Daddy laughed.  And then Mama.

It was a few minutes before they could catch their breath and tell me why that was so funny.

Granny, who also showed love with food, had made a special pan of dressing for her oldest, Daddy’s older brother.  Not mushrooms.  No.  Oyster dressing.  He loved it, so she made it especially for him.  Oh dear.  (Daddy later mused at what my Uncle must have thought, seeing more of his dressing gone.)

I may have shared that story before, but for some reason it came to my mind as we had dinner today.  Leroy, my brother-in-law, had prepared his dressing.  I don’t know why dressing was so important to me this year.  Maybe it’s because the past two years, even though I made many of the side dishes, Mama brought her dressing.  Aub would go over the night before and help her make her dressing and gravy.  They’d drive up mid-morning with all that deliciousness in tow.  As has happened with each family get-together since Mama passed on in February, the thought comes to mind–“Who’s going to make (fill in the blank) now?”  I knew I was going to make some dressing, and I knew Leroy was too.  But I also knew neither would be hers.

And you know what?

It was okay.

Leroy’s dressing was delicious.  I found out how much I really love sage when it’s added just right.  And while my dressing wasn’t hers either, it’ll eat.  I think I did her gravy justice, but Leroy’s turkey gravy was absolutely delectable.
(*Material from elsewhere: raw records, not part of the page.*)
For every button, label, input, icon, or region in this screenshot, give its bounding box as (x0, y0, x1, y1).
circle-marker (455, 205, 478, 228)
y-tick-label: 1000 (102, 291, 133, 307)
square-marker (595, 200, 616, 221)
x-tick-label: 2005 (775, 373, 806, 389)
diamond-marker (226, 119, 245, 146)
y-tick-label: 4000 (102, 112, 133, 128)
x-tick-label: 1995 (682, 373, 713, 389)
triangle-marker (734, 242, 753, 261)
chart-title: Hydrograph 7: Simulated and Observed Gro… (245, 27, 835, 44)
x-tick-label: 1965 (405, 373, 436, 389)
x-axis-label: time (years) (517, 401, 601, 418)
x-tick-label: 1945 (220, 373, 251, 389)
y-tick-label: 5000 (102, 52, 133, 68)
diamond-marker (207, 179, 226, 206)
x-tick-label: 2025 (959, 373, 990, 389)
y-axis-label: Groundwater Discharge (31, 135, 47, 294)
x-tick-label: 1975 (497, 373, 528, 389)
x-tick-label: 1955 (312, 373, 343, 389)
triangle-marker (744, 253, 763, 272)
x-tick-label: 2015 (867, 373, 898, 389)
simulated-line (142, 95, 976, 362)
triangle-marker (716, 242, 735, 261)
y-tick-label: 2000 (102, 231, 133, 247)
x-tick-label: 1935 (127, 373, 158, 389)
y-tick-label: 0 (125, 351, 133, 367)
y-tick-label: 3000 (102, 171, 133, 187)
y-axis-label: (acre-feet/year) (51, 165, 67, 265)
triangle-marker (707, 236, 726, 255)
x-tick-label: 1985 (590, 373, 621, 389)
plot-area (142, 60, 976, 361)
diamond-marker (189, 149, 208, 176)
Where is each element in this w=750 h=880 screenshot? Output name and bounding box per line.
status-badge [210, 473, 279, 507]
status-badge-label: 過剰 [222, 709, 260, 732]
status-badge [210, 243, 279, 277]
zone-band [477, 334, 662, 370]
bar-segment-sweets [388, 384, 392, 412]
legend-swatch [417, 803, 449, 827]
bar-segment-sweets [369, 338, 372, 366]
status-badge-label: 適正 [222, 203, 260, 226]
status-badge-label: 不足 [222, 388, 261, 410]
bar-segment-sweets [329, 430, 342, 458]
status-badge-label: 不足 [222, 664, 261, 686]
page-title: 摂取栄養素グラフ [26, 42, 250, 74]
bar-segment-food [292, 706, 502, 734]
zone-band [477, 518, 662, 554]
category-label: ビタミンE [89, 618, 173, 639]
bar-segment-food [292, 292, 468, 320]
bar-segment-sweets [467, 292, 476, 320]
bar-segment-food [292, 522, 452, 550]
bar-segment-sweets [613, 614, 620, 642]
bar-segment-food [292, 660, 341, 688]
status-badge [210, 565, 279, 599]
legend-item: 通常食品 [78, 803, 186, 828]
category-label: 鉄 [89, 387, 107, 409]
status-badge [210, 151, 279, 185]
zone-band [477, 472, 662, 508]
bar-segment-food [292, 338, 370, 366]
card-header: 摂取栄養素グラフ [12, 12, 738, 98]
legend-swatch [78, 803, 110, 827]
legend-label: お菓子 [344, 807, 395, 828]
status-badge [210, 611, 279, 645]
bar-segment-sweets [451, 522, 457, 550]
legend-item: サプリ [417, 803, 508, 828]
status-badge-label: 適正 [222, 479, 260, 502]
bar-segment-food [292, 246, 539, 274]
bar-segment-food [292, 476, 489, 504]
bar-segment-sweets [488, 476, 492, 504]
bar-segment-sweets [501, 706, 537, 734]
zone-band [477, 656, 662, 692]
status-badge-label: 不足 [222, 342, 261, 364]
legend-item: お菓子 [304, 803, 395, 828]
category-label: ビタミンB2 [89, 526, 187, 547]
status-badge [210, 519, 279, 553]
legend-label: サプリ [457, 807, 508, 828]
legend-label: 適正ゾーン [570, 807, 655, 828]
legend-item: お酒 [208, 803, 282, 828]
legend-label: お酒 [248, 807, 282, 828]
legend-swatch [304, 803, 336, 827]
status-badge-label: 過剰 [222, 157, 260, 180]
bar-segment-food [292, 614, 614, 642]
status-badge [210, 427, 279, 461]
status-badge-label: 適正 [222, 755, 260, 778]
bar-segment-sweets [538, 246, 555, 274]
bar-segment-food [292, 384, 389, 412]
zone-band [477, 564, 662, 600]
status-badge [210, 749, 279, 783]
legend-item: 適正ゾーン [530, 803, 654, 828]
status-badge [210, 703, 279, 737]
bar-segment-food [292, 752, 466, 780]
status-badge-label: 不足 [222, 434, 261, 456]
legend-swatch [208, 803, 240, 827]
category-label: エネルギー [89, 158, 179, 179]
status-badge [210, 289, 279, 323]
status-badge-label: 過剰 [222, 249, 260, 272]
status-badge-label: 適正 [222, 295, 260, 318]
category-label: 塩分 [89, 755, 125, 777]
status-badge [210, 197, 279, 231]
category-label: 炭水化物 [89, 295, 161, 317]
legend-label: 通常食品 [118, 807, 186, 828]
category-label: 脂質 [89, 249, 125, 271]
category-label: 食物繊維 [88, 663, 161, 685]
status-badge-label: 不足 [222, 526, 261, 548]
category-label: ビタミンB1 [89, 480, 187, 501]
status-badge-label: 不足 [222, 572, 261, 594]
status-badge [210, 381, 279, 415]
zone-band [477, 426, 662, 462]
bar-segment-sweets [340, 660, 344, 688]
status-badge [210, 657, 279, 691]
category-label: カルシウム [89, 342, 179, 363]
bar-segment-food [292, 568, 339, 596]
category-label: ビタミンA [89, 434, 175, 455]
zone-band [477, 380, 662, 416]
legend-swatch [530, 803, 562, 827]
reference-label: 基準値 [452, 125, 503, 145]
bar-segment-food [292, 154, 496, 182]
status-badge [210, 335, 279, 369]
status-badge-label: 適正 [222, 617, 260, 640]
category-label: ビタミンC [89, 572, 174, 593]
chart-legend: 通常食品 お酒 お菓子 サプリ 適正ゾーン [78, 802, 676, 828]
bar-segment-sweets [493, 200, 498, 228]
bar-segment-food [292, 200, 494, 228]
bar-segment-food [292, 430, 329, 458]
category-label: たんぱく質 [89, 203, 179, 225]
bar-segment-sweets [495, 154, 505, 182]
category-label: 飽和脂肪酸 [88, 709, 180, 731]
It was a good day.  I realize that even though she’s not here to make her dressing, she is here with me.  Always.  I just have to listen a little differently now.  And as I was listening today, I remembered the Thanksgiving two years ago when Mama came to my house.  With her dressing.  And gravy.  Only one week after Daddy left this earth.  She came with dressing and love and time and smiles for all of us when that was probably the last thing she felt like doing.  There’s a lesson in that.

Today as I finished prepping the sides–the sweet potatoes and apples, the homemade cranberry sauce, Mama’s gravy, pineapple casserole, and other things we traditionally have, I remembered the people I love who taught me to make them or whose favorites they were.  And I realized that in trying new things, like Leroy’s dressing and gravy or Granny’s all those years ago, I was stepping outside my comfort zone and embracing the day.  Instead of mourning that Mama is gone, today–just for today–I was able to remember without tears, and take a taste of what this new different normal is like.

And it was actually rather okay.

And tonight I’m giving thanks for that.

(Oh and just to let you know, Cooter was ready to start the day because he loves peach cobbler.  He asked me to make it yesterday.  And today, as he sat eating it, I heard him tell his sister and cousin, “This is the best Thanksgiving ever!”